The iProClass database provides comprehensive, value-added descriptions of proteins and serves as a framework for data integration in a distributed networking environment. The protein information in iProClass includes family relationships as well as structural and functional classifications and features. The current version consists of about 830 000 non-redundant PIR-PSD, SWISS-PROT, and TrEMBL proteins organized with more than 36 000 PIR superfamilies, 145 000 families, 4000 domains, 1300 motifs and 550 000 FASTA similarity clusters. It provides rich links to over 50 database of protein sequences, families, functions and pathways, protein–protein interactions, post-translational modifications, protein expressions, structures and structural classifications, genes and genomes, ontologies, literature and taxonomy.
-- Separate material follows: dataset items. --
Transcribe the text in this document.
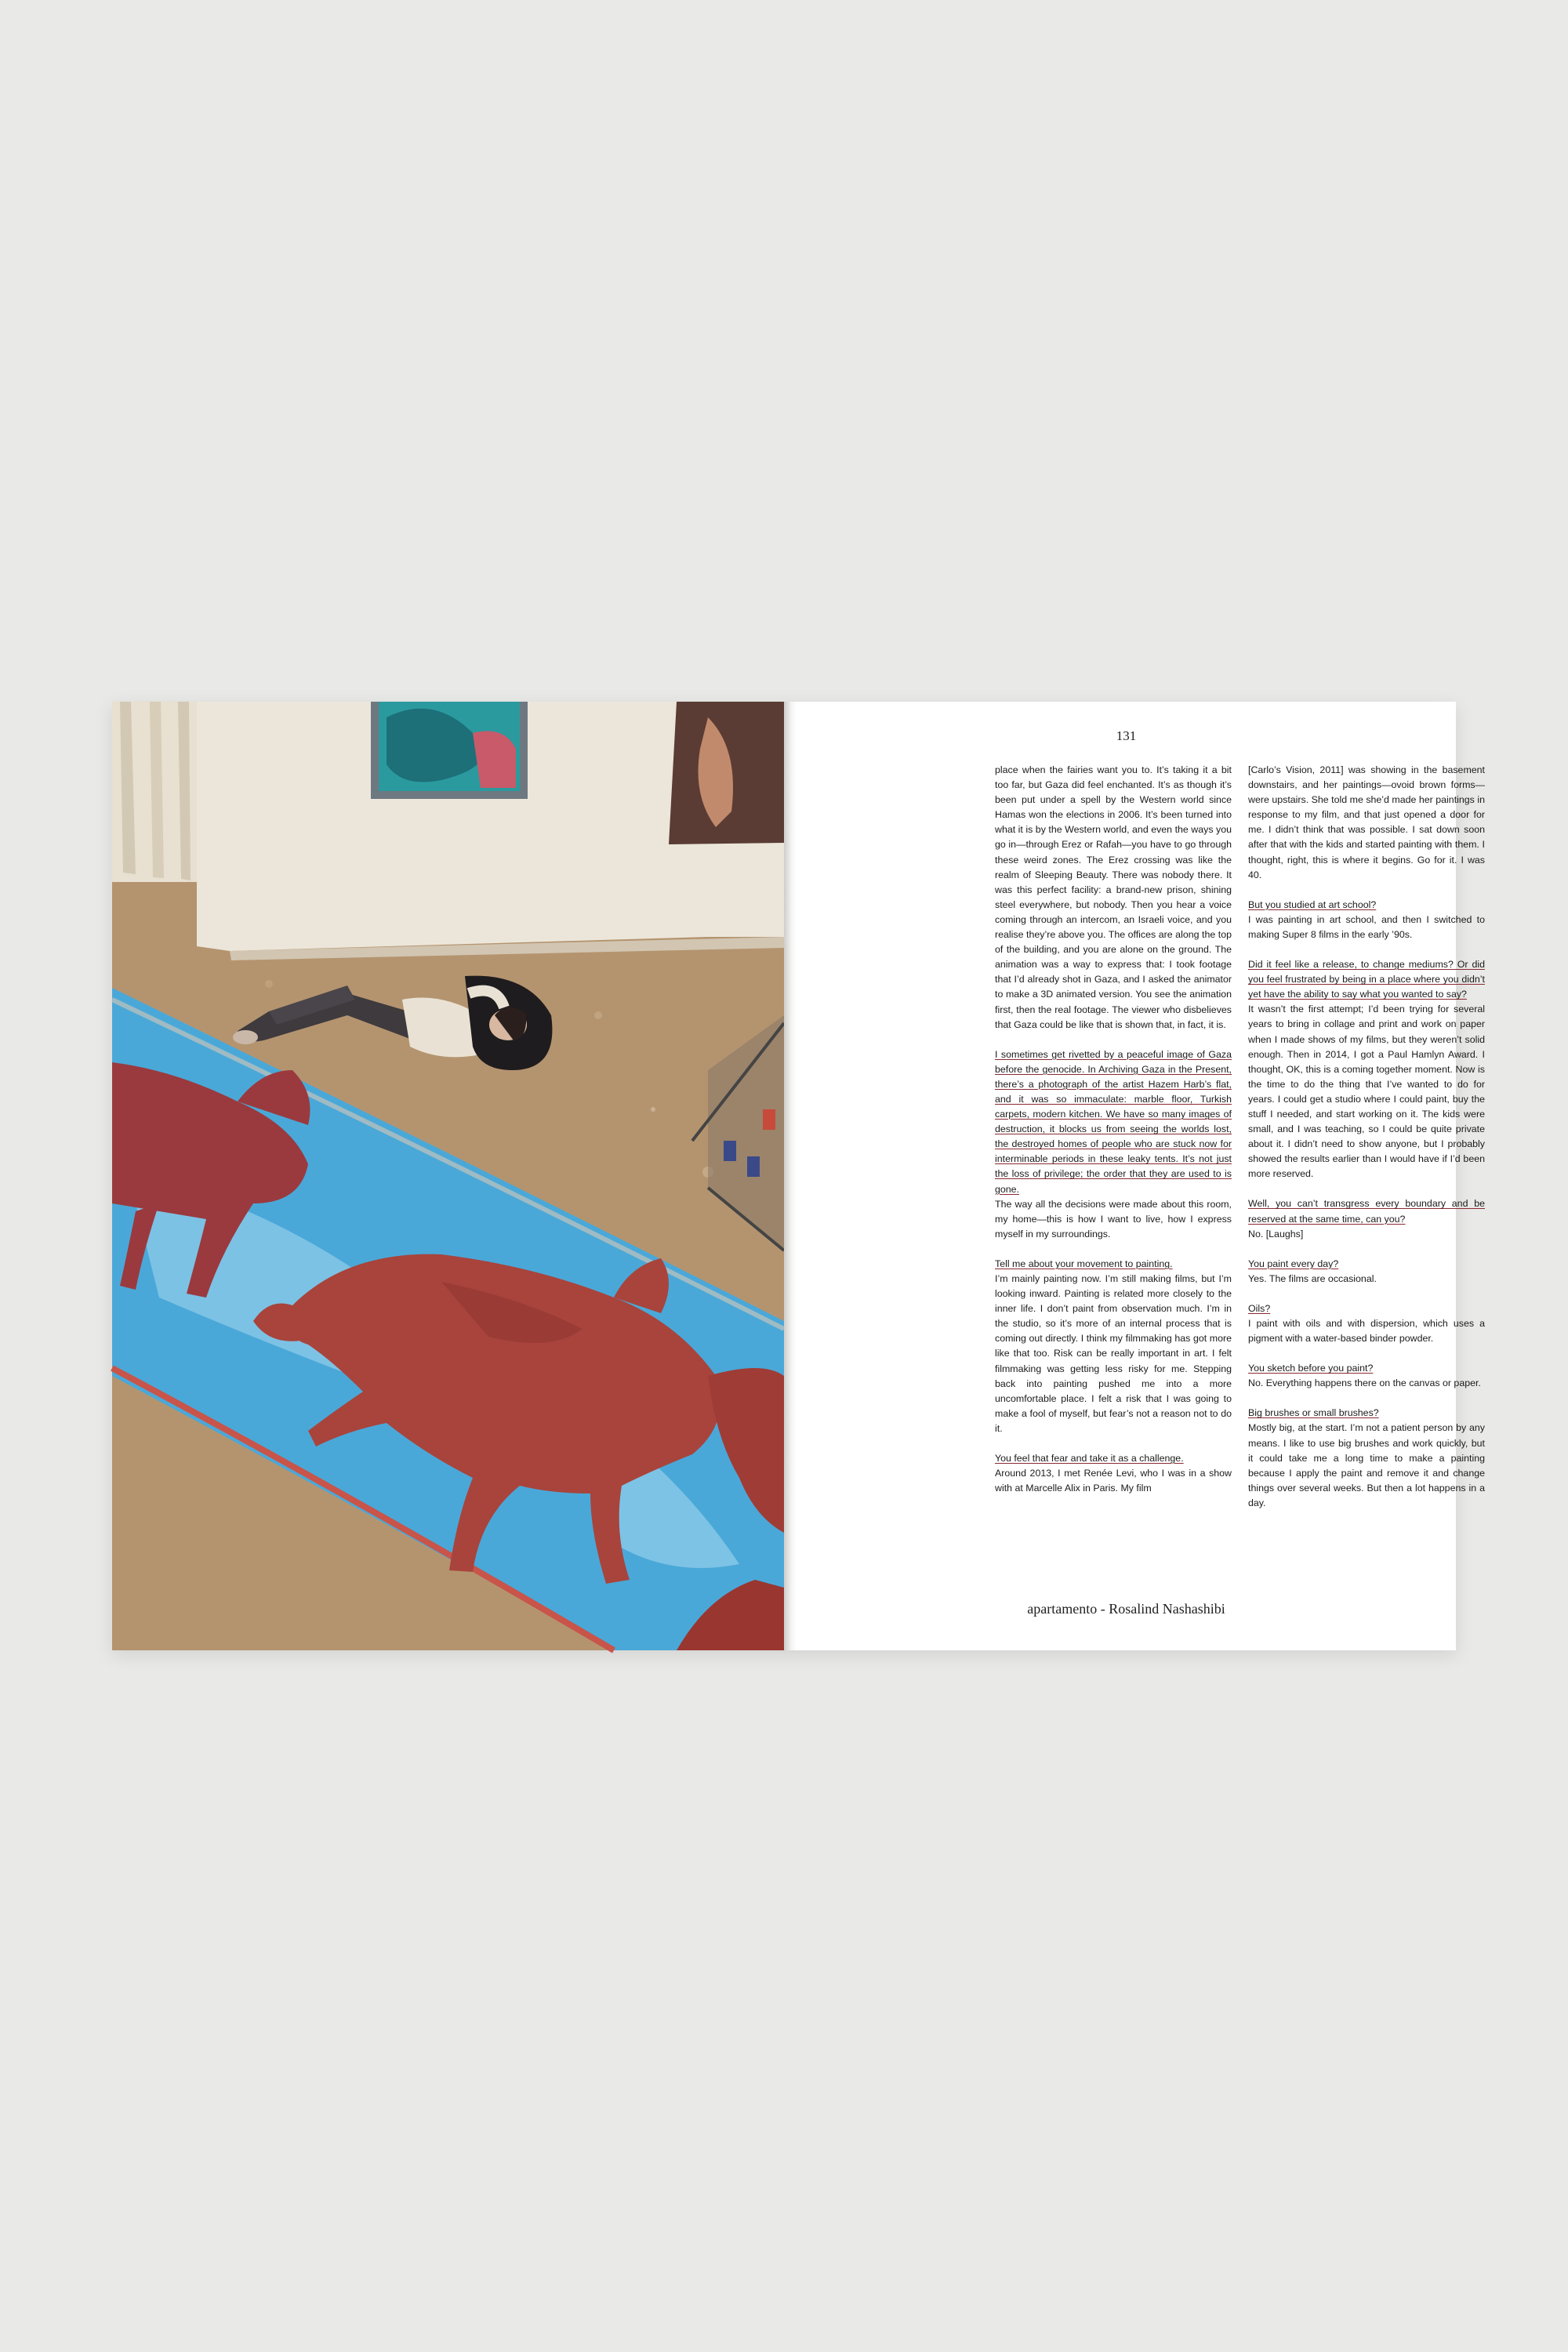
131

place when the fairies want you to. It’s taking it a bit too far, but Gaza did feel enchanted. It’s as though it’s been put under a spell by the Western world since Hamas won the elections in 2006. It’s been turned into what it is by the Western world, and even the ways you go in—through Erez or Rafah—you have to go through these weird zones. The Erez crossing was like the realm of Sleeping Beauty. There was nobody there. It was this perfect facility: a brand-new prison, shining steel everywhere, but nobody. Then you hear a voice coming through an intercom, an Israeli voice, and you realise they’re above you. The offices are along the top of the building, and you are alone on the ground. The animation was a way to express that: I took footage that I’d already shot in Gaza, and I asked the animator to make a 3D animated version. You see the animation first, then the real footage. The viewer who disbelieves that Gaza could be like that is shown that, in fact, it is.

I sometimes get rivetted by a peaceful image of Gaza before the genocide. In Archiving Gaza in the Present, there’s a photograph of the artist Hazem Harb’s flat, and it was so immaculate: marble floor, Turkish carpets, modern kitchen. We have so many images of destruction, it blocks us from seeing the worlds lost, the destroyed homes of people who are stuck now for interminable periods in these leaky tents. It’s not just the loss of privilege; the order that they are used to is gone.
The way all the decisions were made about this room, my home—this is how I want to live, how I express myself in my surroundings.

Tell me about your movement to painting.
I’m mainly painting now. I’m still making films, but I’m looking inward. Painting is related more closely to the inner life. I don’t paint from observation much. I’m in the studio, so it’s more of an internal process that is coming out directly. I think my filmmaking has got more like that too. Risk can be really important in art. I felt filmmaking was getting less risky for me. Stepping back into painting pushed me into a more uncomfortable place. I felt a risk that I was going to make a fool of myself, but fear’s not a reason not to do it.

You feel that fear and take it as a challenge.
Around 2013, I met Renée Levi, who I was in a show with at Marcelle Alix in Paris. My film

[Carlo’s Vision, 2011] was showing in the basement downstairs, and her paintings—ovoid brown forms—were upstairs. She told me she’d made her paintings in response to my film, and that just opened a door for me. I didn’t think that was possible. I sat down soon after that with the kids and started painting with them. I thought, right, this is where it begins. Go for it. I was 40.

But you studied at art school?
I was painting in art school, and then I switched to making Super 8 films in the early ’90s.

Did it feel like a release, to change mediums? Or did you feel frustrated by being in a place where you didn’t yet have the ability to say what you wanted to say?
It wasn’t the first attempt; I’d been trying for several years to bring in collage and print and work on paper when I made shows of my films, but they weren’t solid enough. Then in 2014, I got a Paul Hamlyn Award. I thought, OK, this is a coming together moment. Now is the time to do the thing that I’ve wanted to do for years. I could get a studio where I could paint, buy the stuff I needed, and start working on it. The kids were small, and I was teaching, so I could be quite private about it. I didn’t need to show anyone, but I probably showed the results earlier than I would have if I’d been more reserved.

Well, you can’t transgress every boundary and be reserved at the same time, can you?
No. [Laughs]

You paint every day?
Yes. The films are occasional.

Oils?
I paint with oils and with dispersion, which uses a pigment with a water-based binder powder.

You sketch before you paint?
No. Everything happens there on the canvas or paper.

Big brushes or small brushes?
Mostly big, at the start. I’m not a patient person by any means. I like to use big brushes and work quickly, but it could take me a long time to make a painting because I apply the paint and remove it and change things over several weeks. But then a lot happens in a day.

apartamento - Rosalind Nashashibi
Protein and superfamily summary reports present extensive annotation information and include membership statistics and graphical display of domains and motifs. iProClass employs an open and modular architecture for interoperability and scalability. It is implemented in the Oracle object-relational database system and is updated biweekly. The database is freely accessible from the web site at http://pir.georgetown.edu/iproclass/ and searchable by sequence or text string. The data integration in iProClass supports exploration of protein relationships. Such knowledge is fundamental to the understanding of protein evolution, structure and function and crucial to functional genomic and proteomic research.